Стародум печется не только о Софье, но и о будущих детях ее, о судьбе духовных своих наследников. «Я хотел бы, — говорит он, — чтоб при воспитании... наставник всякий день разогнул... историю и указал в ней два места: в одном, как великие люди способствовали благу своего отечества, в другом, как вельможа недостойный, употребивший во зло свою доверенность и силу, с высоты пышной знатности низвергся в бездну презрения и поношения». «Как мудрено истреблять закоренелые предрассудки, в которых низкие души находят свои выгоды!» — дополняет слова Стародума Правдин.

Вот эти-то пророчества, эти «прорывы» в будущее, эти предостережения и напутствия, эти «клики на заре» должны быть услышаны, и они стали нам чрезвычайно важны и дороги в спектакле 1975 года.
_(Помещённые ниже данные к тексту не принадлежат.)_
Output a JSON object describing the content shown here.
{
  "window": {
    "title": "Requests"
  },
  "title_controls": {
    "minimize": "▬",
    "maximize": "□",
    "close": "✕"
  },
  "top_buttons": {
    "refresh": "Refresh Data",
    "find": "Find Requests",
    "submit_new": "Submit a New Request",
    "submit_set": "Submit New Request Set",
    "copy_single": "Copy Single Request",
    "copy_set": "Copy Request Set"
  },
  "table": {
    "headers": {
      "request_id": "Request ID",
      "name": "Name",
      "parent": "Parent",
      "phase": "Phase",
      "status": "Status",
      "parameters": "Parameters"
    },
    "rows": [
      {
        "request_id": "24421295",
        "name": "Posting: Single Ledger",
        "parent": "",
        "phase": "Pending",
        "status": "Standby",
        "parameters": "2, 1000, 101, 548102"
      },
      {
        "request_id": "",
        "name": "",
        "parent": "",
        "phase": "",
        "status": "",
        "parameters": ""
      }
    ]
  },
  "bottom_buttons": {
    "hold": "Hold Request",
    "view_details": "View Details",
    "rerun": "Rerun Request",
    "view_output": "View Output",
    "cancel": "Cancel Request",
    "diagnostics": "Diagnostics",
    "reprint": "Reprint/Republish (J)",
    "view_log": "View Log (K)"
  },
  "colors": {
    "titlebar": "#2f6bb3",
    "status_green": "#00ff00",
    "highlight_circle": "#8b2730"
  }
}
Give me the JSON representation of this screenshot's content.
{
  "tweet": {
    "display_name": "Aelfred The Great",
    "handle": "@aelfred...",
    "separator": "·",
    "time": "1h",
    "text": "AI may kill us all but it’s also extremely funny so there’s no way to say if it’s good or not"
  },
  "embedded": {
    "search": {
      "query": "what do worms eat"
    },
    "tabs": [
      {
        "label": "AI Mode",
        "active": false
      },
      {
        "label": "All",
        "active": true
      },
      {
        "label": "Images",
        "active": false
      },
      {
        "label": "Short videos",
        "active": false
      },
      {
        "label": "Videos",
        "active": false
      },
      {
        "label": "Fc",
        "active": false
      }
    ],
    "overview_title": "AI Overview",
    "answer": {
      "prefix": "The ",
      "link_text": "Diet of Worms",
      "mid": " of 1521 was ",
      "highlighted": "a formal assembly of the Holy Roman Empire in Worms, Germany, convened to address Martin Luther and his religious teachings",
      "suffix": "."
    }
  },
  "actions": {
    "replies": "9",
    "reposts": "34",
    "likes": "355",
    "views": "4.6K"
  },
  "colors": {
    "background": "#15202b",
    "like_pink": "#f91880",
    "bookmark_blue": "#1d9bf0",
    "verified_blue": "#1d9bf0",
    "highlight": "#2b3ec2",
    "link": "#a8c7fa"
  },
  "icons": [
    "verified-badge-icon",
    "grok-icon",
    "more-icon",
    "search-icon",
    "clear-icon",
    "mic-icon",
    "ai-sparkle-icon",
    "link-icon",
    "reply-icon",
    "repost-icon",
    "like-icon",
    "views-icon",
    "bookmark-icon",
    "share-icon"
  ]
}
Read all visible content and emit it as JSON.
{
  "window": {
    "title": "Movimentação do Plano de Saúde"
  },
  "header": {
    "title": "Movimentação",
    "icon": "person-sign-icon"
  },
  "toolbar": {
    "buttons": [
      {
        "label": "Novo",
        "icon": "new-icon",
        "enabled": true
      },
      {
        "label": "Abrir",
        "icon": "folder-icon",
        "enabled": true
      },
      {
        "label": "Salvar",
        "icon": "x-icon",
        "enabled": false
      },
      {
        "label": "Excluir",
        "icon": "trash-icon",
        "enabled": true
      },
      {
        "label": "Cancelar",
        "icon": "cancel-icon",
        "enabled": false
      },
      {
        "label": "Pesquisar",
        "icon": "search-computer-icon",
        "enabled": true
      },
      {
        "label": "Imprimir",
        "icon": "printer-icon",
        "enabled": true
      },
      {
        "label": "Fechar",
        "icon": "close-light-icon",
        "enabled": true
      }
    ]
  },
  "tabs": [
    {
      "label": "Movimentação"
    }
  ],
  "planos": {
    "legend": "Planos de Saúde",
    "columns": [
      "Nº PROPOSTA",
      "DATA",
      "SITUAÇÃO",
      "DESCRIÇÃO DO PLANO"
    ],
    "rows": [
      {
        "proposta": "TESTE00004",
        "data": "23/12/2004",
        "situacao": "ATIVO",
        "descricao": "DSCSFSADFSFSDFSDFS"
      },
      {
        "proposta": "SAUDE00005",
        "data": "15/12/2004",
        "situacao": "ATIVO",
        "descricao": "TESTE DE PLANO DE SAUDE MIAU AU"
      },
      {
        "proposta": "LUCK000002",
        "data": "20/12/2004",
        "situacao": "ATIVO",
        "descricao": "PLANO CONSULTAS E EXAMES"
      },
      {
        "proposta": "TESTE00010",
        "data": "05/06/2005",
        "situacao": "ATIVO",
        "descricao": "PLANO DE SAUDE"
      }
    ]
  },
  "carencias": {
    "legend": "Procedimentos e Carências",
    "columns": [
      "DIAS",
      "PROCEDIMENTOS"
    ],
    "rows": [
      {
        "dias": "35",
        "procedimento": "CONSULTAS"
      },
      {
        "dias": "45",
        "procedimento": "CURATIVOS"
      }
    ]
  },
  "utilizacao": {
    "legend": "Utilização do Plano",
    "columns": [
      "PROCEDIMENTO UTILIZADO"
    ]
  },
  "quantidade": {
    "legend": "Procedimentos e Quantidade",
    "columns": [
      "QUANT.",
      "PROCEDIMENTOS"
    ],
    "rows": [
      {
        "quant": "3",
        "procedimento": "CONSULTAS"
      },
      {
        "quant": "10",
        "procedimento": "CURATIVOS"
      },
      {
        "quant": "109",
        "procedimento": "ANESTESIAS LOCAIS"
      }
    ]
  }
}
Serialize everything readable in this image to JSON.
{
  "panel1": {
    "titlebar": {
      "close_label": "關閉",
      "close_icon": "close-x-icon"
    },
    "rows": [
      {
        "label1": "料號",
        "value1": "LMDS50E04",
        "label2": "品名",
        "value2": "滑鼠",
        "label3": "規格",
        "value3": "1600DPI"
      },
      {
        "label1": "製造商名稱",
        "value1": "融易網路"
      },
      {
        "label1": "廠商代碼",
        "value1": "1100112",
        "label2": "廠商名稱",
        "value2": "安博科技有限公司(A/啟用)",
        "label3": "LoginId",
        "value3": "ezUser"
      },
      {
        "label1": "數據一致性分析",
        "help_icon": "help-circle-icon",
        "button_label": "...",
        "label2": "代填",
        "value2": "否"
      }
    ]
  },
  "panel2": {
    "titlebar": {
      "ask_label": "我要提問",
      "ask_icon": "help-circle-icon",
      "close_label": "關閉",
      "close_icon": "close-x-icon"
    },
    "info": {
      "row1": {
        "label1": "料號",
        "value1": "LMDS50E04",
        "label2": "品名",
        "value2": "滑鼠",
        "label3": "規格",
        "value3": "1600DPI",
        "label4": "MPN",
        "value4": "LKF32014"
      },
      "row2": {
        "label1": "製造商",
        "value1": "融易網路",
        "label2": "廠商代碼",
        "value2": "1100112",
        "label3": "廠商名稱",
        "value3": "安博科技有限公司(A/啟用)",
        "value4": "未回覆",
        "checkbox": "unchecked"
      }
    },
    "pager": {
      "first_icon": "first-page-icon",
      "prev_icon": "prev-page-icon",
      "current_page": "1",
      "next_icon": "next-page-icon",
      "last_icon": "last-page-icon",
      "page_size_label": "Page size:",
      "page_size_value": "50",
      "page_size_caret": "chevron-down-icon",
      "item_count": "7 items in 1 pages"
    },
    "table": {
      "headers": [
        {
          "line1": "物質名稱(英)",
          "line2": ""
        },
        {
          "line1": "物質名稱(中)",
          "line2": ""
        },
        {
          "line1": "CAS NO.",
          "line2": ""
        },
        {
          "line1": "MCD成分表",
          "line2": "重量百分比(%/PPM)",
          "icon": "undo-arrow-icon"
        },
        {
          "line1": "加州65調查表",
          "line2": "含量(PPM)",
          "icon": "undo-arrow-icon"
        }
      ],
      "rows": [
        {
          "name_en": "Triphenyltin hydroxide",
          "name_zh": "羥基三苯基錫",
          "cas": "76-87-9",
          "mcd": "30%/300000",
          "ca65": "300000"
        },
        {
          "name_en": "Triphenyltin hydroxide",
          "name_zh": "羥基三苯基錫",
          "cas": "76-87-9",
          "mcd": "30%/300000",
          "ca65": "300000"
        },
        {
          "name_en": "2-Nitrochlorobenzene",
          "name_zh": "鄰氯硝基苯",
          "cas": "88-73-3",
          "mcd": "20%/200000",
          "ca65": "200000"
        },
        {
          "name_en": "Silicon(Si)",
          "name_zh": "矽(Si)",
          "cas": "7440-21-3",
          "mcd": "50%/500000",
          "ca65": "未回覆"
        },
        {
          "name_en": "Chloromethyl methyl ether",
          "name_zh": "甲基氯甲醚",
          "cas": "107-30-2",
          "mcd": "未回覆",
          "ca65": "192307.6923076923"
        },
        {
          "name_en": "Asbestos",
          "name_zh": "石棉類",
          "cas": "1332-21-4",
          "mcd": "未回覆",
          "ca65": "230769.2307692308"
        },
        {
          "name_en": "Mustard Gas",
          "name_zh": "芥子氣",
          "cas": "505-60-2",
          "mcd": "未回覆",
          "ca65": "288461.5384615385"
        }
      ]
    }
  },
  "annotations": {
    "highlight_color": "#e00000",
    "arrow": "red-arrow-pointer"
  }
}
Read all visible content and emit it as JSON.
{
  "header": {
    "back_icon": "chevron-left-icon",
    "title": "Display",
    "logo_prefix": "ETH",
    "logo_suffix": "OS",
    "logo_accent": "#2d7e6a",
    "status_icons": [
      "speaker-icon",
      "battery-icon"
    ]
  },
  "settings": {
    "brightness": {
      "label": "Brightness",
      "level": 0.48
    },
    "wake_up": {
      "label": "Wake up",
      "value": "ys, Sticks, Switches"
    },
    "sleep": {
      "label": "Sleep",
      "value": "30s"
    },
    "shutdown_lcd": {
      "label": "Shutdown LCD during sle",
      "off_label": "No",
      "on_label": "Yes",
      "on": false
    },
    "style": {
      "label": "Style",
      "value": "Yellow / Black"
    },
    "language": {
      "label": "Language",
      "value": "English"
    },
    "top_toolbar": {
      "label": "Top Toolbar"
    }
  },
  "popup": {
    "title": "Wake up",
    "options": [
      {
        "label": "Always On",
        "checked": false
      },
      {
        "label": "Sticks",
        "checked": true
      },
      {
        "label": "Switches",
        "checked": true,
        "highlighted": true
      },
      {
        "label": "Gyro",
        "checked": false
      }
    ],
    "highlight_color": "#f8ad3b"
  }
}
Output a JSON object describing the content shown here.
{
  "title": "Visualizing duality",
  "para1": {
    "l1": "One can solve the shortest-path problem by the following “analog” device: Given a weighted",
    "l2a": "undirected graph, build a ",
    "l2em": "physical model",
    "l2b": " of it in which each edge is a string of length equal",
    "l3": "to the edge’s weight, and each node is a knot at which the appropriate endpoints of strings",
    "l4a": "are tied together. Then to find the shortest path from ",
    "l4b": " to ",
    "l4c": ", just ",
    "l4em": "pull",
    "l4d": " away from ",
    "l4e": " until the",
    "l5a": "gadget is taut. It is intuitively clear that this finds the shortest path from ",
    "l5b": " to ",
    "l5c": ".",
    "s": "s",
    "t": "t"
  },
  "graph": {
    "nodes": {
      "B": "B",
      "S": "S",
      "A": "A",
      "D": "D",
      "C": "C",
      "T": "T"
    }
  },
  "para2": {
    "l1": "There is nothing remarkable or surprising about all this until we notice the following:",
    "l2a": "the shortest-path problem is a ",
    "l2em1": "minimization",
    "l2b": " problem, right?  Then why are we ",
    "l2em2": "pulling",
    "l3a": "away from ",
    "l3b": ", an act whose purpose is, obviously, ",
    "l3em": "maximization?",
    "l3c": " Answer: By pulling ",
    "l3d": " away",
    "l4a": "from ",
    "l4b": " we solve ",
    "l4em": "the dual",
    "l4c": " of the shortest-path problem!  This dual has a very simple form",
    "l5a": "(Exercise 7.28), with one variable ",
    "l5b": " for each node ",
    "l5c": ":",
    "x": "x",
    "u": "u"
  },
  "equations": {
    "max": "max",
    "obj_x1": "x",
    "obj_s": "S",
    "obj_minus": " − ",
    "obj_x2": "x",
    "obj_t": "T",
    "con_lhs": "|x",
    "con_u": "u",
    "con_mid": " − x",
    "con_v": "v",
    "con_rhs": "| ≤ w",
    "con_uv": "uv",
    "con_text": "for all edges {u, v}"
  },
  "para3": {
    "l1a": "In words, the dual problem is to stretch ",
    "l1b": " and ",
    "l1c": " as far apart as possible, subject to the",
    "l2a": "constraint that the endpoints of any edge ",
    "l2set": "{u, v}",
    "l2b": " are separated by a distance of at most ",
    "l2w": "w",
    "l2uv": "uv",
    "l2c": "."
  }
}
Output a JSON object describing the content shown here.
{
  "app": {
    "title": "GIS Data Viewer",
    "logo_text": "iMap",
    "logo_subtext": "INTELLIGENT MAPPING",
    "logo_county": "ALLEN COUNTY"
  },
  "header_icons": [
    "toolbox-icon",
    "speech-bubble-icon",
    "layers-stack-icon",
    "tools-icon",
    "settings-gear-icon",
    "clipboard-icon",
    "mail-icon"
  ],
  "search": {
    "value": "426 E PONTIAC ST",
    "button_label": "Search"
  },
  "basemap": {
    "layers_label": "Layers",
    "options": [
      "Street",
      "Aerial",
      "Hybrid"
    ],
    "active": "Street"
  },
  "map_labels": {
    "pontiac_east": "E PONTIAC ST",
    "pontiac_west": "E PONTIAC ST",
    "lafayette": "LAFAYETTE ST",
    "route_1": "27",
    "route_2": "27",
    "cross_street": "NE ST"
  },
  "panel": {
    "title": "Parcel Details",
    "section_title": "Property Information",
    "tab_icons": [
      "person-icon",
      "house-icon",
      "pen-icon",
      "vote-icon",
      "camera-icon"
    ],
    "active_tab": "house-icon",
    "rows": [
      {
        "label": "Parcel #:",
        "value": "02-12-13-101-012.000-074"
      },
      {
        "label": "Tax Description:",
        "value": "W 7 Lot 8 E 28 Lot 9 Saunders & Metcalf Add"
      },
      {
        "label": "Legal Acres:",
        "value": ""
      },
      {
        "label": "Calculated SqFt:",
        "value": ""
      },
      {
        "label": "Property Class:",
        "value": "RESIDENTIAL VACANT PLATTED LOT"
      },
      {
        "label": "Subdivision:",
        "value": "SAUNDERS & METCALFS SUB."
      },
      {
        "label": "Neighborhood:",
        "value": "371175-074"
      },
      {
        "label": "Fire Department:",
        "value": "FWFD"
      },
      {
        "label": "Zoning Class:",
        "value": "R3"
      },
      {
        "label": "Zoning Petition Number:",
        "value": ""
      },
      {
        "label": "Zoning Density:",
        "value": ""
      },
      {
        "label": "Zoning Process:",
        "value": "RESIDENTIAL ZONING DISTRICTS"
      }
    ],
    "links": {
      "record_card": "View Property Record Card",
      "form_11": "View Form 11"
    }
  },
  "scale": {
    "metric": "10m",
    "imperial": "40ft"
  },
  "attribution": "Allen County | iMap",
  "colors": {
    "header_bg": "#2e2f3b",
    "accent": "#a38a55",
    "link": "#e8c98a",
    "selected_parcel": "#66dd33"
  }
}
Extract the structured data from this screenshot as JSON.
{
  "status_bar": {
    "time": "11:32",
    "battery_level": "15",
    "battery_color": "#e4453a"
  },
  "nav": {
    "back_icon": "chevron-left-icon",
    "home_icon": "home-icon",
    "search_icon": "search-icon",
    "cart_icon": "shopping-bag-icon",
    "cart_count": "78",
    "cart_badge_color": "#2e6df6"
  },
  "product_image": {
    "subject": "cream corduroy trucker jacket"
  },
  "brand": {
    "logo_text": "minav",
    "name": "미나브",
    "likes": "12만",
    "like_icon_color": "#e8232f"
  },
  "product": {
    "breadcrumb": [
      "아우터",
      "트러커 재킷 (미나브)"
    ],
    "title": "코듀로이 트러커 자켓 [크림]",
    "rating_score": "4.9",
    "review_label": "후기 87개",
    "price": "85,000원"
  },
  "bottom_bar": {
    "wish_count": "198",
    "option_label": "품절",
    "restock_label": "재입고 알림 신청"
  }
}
«Действие в деревне Простаковых». Это указание автора оставалось для нас по-прежнему обязательным. Но определяющим теперь становился вопрос: какая деревня, какая Россия должна проглядываться за этими строениями и пейзажами? Не просто Россия последней трети XVIII века (верность бытовому укладу и здесь должна была сохраняться, может быть, только не со столь скрупулезной археологической точностью), но Россия именно этого спектакля — в пространстве, художественном оформлении, выражающих его идейную сущность. Нам предстояло поместить героев пьесы в особенный, им одним предназначенный мир.

Поначалу в набросках художника Б. Мессерера возникло дощатое подобие хлева. Образ оказался не только прямолинейно метафорическим, но и «результативным». Никакой новой художественной информации в развитие сценического действия он не вносил. (Часто, кстати сказать, именно такие однозначные характеристики становятся декорационной доминантой общепризнанно хороших спектаклей. И тогда Гамлет перечеркивается решетками «Дании-тюрьмы», а Фердинанд сражается с Президентом на «лестнице славы».) И все же при всех сомнениях, вызванных перво-

начальным эскизом, в грубо сколоченном из досок хлеве было нечто метафорически близкое к истине, поскольку отражало общее художественное видение социально-исторических условий далекой эпохи.

При уточнении замысла появилась мысль вписать в пространство хлева-сарая (слежавшееся сено, непролазная грязь, лужи, хомуты, грабли, вилы) островок провинциального «Версаля»— обиталище Простаковой (со штофными обоями, двумя крыльями взбегающей вверх лестницы, с портретами и даже скульптурами предков).

«Версаль в навозе» — в этом образе уже открывалось более точное выражение сверхзадачи. Не хватало только еще одного декорационного мазка, удара, способного активизировать пространство. И тогда на сцену «въехали» телеги. Вот эти-то телеги и стали тем строительным элементом, что сообщил нашей декорации образную силу. У некоторых из них отвалились колеса, у других — сломаны оглобли, но, главное — телеги оказались распряженными. Так они и стояли в луже. Распряженной оказалась и карета Стародума, сидя в которой, он произносил монолог о прямых дорогах отечества. Распряженная Россия...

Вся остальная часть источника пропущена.